Maternal deaths are also soaring. One study by Tigrayan researchers earlier this year found that maternal mortality was now one of the highest on earth, ahead of countries like DR Congo, Syria and Iraq.

Before the civil war, there were less than 200 maternal deaths per 100,000 births in Tigray. Researchers say the average figure is now 840, with some war-torn districts up to more than 3,500 maternal deaths per 100,000, about 500 times higher than in the UK.

“A lot of medications are out of stock, even the most basic Misoprostol [a drug used for abortions or to induce pregnancy] and IV Fluid. We are no longer able to do rudimentary caesarean sections. We've done surgeries using non-sterilised instruments because of frequent power outages,” said Dr Awoll Yemane, an obstetrician and gynaecologist.

He added that the massive number of internally displaced people and an almost complete lack of contraception is leading to a wave of women dying from do-it-yourself abortions.
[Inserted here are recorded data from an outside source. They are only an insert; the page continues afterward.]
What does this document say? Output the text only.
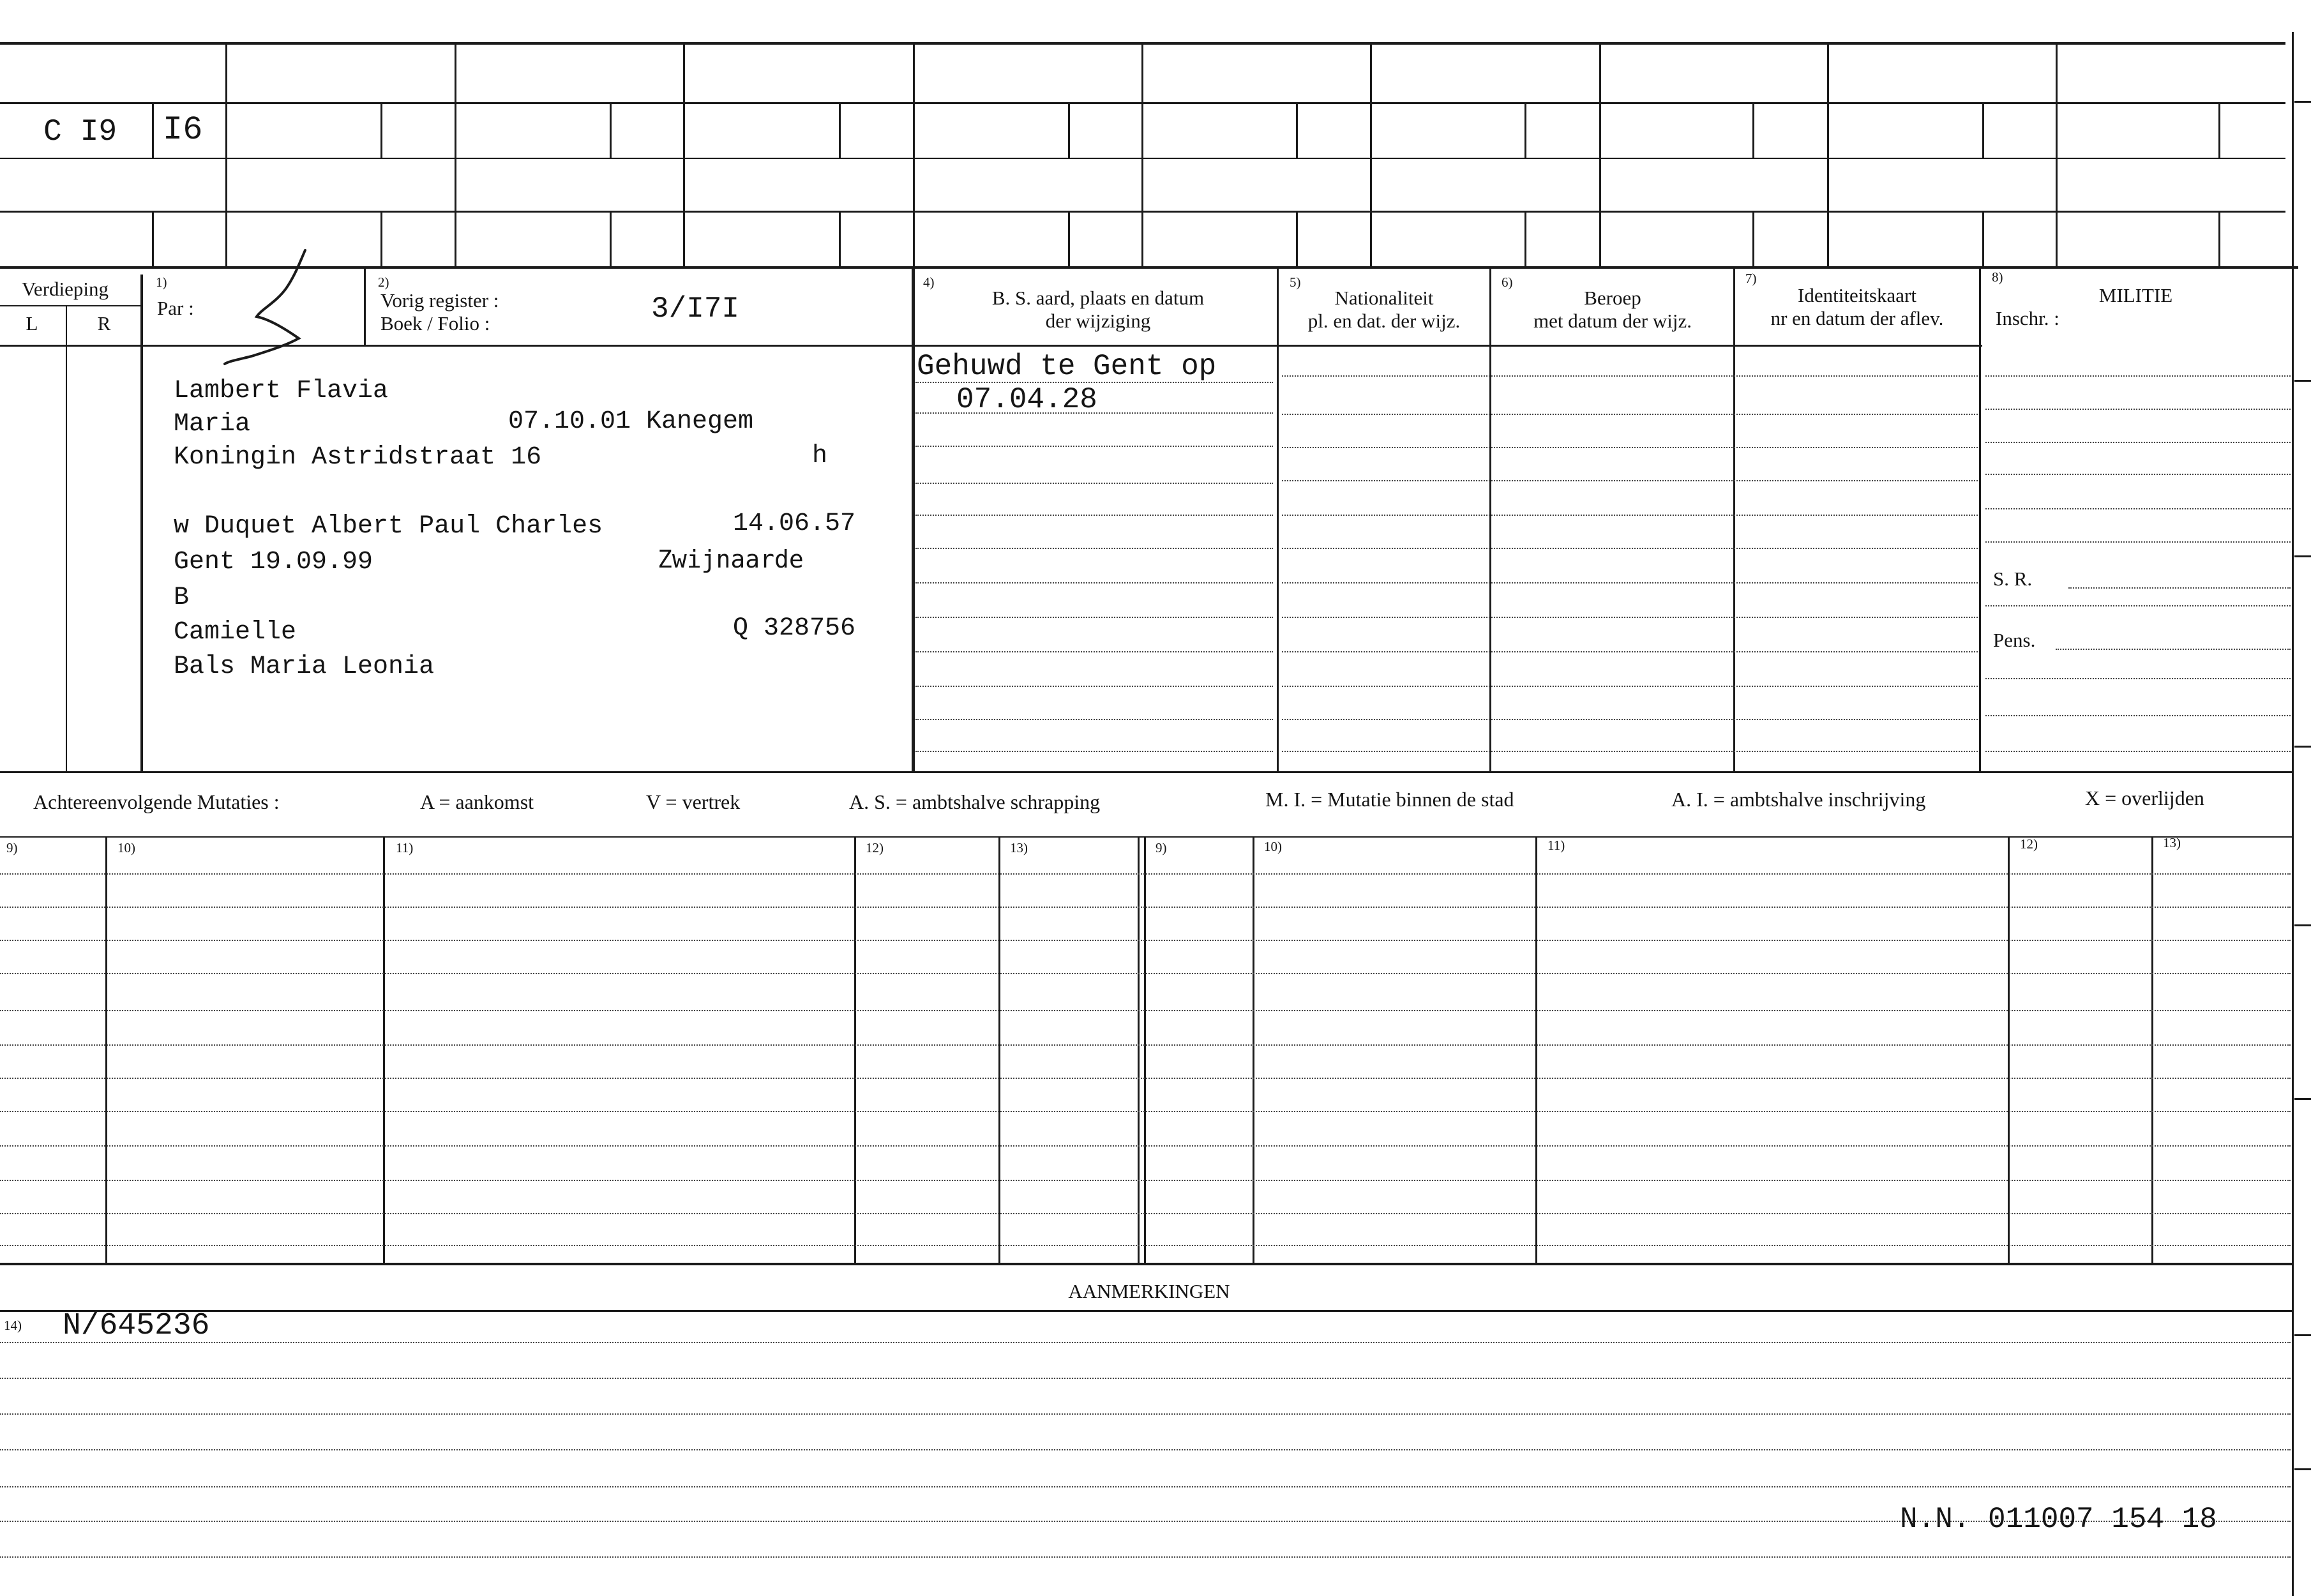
C I9 I6
Verdieping
L	R
1)
Par :
2)
Vorig register :
Boek / Folio :	3/I7I
4)
B. S. aard, plaats en datum
der wijziging
5)
Nationaliteit
pl. en dat. der wijz.
6)
Beroep
met datum der wijz.
7)
Identiteitskaart
nr en datum der aflev.
8)
MILITIE
Inschr. :
Lambert Flavia
Maria	07.10.01 Kanegem
Koningin Astridstraat 16	h
w Duquet Albert Paul Charles	14.06.57
Gent 19.09.99	Zwijnaarde
B
Camielle	Q 328756
Bals Maria Leonia
Gehuwd te Gent op
07.04.28
S. R.
Pens.
Achtereenvolgende Mutaties :	A = aankomst	V = vertrek	A. S. = ambtshalve schrapping	M. I. = Mutatie binnen de stad	A. I. = ambtshalve inschrijving	X = overlijden
9)	10)	11)	12)	13)	9)	10)	11)	12)	13)
AANMERKINGEN
14) N/645236
N.N. 011007 154 18
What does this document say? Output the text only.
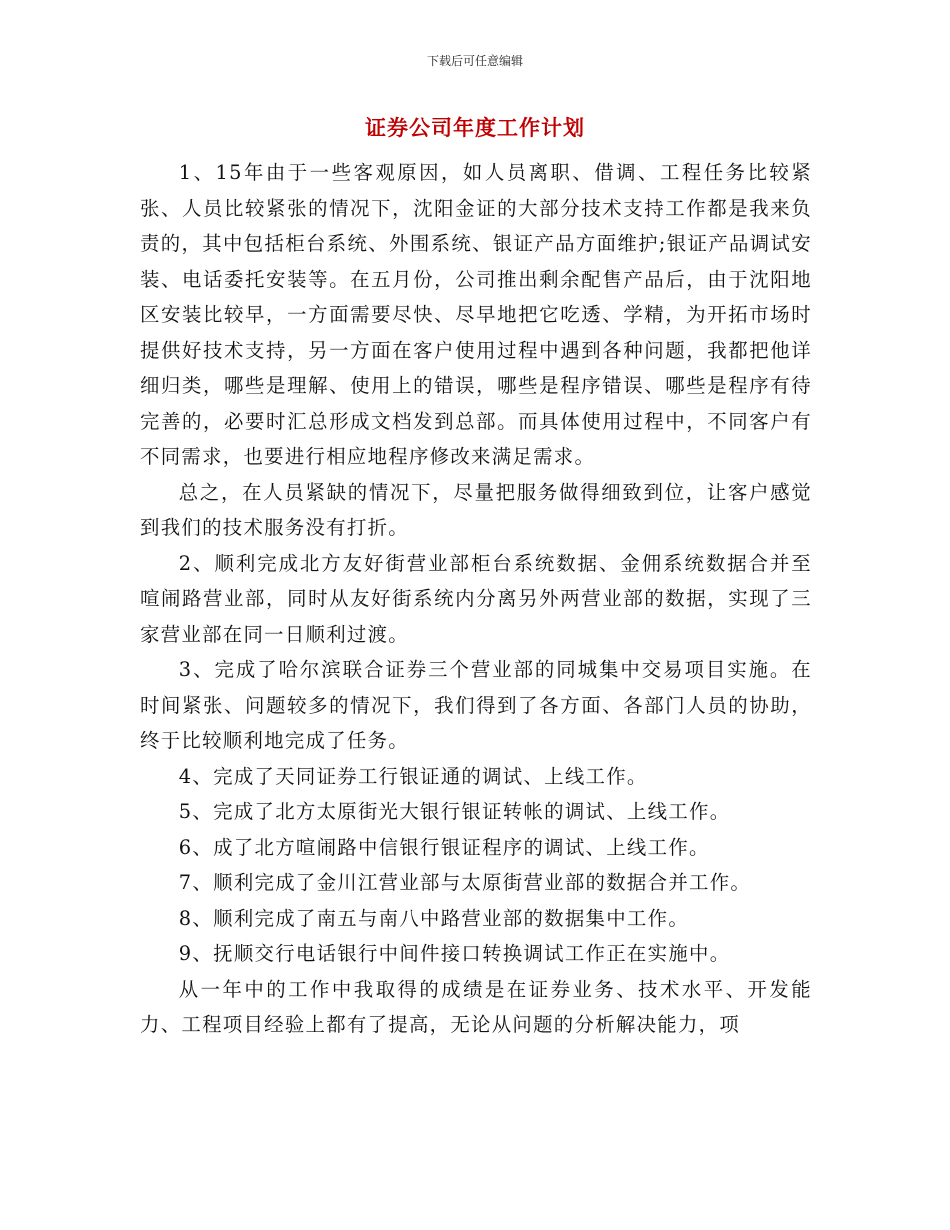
下载后可任意编辑
证券公司年度工作计划

1、15年由于一些客观原因，如人员离职、借调、工程任务比较紧张、人员比较紧张的情况下，沈阳金证的大部分技术支持工作都是我来负责的，其中包括柜台系统、外围系统、银证产品方面维护;银证产品调试安装、电话委托安装等。在五月份，公司推出剩余配售产品后，由于沈阳地区安装比较早，一方面需要尽快、尽早地把它吃透、学精，为开拓市场时提供好技术支持，另一方面在客户使用过程中遇到各种问题，我都把他详细归类，哪些是理解、使用上的错误，哪些是程序错误、哪些是程序有待完善的，必要时汇总形成文档发到总部。而具体使用过程中，不同客户有不同需求，也要进行相应地程序修改来满足需求。

总之，在人员紧缺的情况下，尽量把服务做得细致到位，让客户感觉到我们的技术服务没有打折。

2、顺利完成北方友好街营业部柜台系统数据、金佣系统数据合并至喧闹路营业部，同时从友好街系统内分离另外两营业部的数据，实现了三家营业部在同一日顺利过渡。

3、完成了哈尔滨联合证券三个营业部的同城集中交易项目实施。在时间紧张、问题较多的情况下，我们得到了各方面、各部门人员的协助，终于比较顺利地完成了任务。

4、完成了天同证券工行银证通的调试、上线工作。

5、完成了北方太原街光大银行银证转帐的调试、上线工作。

6、成了北方喧闹路中信银行银证程序的调试、上线工作。

7、顺利完成了金川江营业部与太原街营业部的数据合并工作。

8、顺利完成了南五与南八中路营业部的数据集中工作。

9、抚顺交行电话银行中间件接口转换调试工作正在实施中。

从一年中的工作中我取得的成绩是在证券业务、技术水平、开发能力、工程项目经验上都有了提高，无论从问题的分析解决能力，项
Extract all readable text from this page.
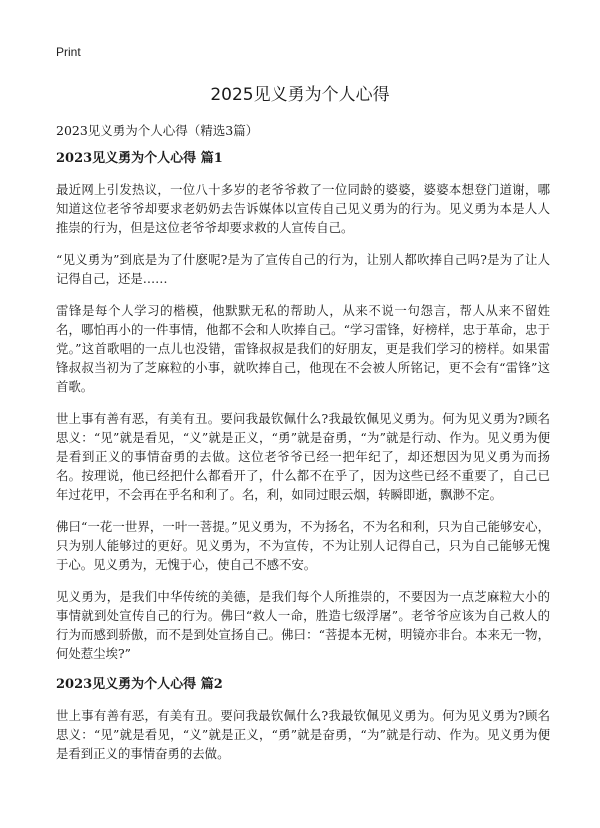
Print
2025见义勇为个人心得

2023见义勇为个人心得（精选3篇）

2023见义勇为个人心得 篇1

最近网上引发热议，一位八十多岁的老爷爷救了一位同龄的婆婆，婆婆本想登门道谢，哪知道这位老爷爷却要求老奶奶去告诉媒体以宣传自己见义勇为的行为。见义勇为本是人人推崇的行为，但是这位老爷爷却要求救的人宣传自己。

“见义勇为”到底是为了什麽呢?是为了宣传自己的行为，让别人都吹捧自己吗?是为了让人记得自己，还是……

雷锋是每个人学习的楷模，他默默无私的帮助人，从来不说一句怨言，帮人从来不留姓名，哪怕再小的一件事情，他都不会和人吹捧自己。“学习雷锋，好榜样，忠于革命，忠于党。”这首歌唱的一点儿也没错，雷锋叔叔是我们的好朋友，更是我们学习的榜样。如果雷锋叔叔当初为了芝麻粒的小事，就吹捧自己，他现在不会被人所铭记，更不会有“雷锋”这首歌。

世上事有善有恶，有美有丑。要问我最钦佩什么?我最钦佩见义勇为。何为见义勇为?顾名思义：“见”就是看见，“义”就是正义，“勇”就是奋勇，“为”就是行动、作为。见义勇为便是看到正义的事情奋勇的去做。这位老爷爷已经一把年纪了，却还想因为见义勇为而扬名。按理说，他已经把什么都看开了，什么都不在乎了，因为这些已经不重要了，自己已年过花甲，不会再在乎名和利了。名，利，如同过眼云烟，转瞬即逝，飘渺不定。

佛曰“一花一世界，一叶一菩提。”见义勇为，不为扬名，不为名和利，只为自己能够安心，只为别人能够过的更好。见义勇为，不为宣传，不为让别人记得自己，只为自己能够无愧于心。见义勇为，无愧于心，使自己不感不安。

见义勇为，是我们中华传统的美德，是我们每个人所推崇的，不要因为一点芝麻粒大小的事情就到处宣传自己的行为。佛曰“救人一命，胜造七级浮屠”。老爷爷应该为自己救人的行为而感到骄傲，而不是到处宣扬自己。佛曰：“菩提本无树，明镜亦非台。本来无一物，何处惹尘埃?”

2023见义勇为个人心得 篇2

世上事有善有恶，有美有丑。要问我最钦佩什么?我最钦佩见义勇为。何为见义勇为?顾名思义：“见”就是看见，“义”就是正义，“勇”就是奋勇，“为”就是行动、作为。见义勇为便是看到正义的事情奋勇的去做。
“Those who come for abortions were being sent outside to buy the medication [on the black market]. If they can afford it, they come back, but if they can't, they will come back again after a month or two, making the termination difficult,” Dr Awoll said.

“Before the war, we could do sophisticated surgeries and manage high-risk pregnancies. We had a lot of aspiration. But since the war, everything has gone into ruins. All the hope disappeared into thin air.”